Fortitude can keep families together and marriages strong if we work to cultivate it in our lives. How do we do that, though? Angela Lee Duckworth has her principles of deliberate practice: have a specific goal, have 100% focus, get feedback, and continually refine/reflect on what you need to work on. This blends seamlessly with the call to holiness in our daily lives.
Each day in our spiritual lives we can put into these principles through daily prayer, regularly examining our conscience, practicing charity towards others, and the grace from the Sacraments. We are instructed to regularly examine our conscience, confess our sins, and have contrition for them. We participate in Christ’s sacrifice every time we are at Mass. The Church helps us to grow in virtue not only through the gift of the Spirit but also through the liturgical year. Twice a year in Advent and Lent we have penitential seasons of fasting, almsgiving and prayer. This strengthens our resolve to do good and strive for sanctity when it is not easy or comfortable.
By living a fully Catholic faith, it will make you “successful” in Dr.
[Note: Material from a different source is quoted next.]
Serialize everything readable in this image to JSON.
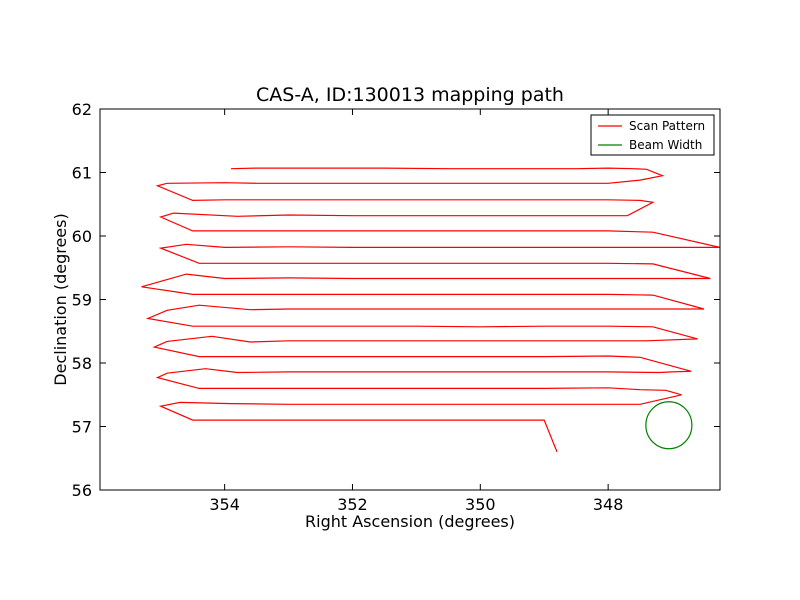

Angela Duckworth’s sense of the word. You may not be the CEO of a fortune 500 company, but your life will have meaning and you will overcome obstacles. You will have the passion and perseverance to run the race, as St. Paul puts it, knowing that life is a marathon and not a sprint.
Finally, Dr. Duckworth ends with the encouragement that failure is not a permanent condition. Grit is accessible over time if we are practicing it every day. The virtues are only strengthened in our lives when we work out our spiritual muscles. It takes practice and getting up over and over again to grow in fortitude. Know that the Lord never gives up on you! He will forgive you over and over again, and gave us the Sacraments for this very reason!
If we practice Dr. Duckworth’s principles for grit in light of our faith, it could really be transforming. Let’s call on the Holy Spirit, get off our metaphorical couch, and get gritty!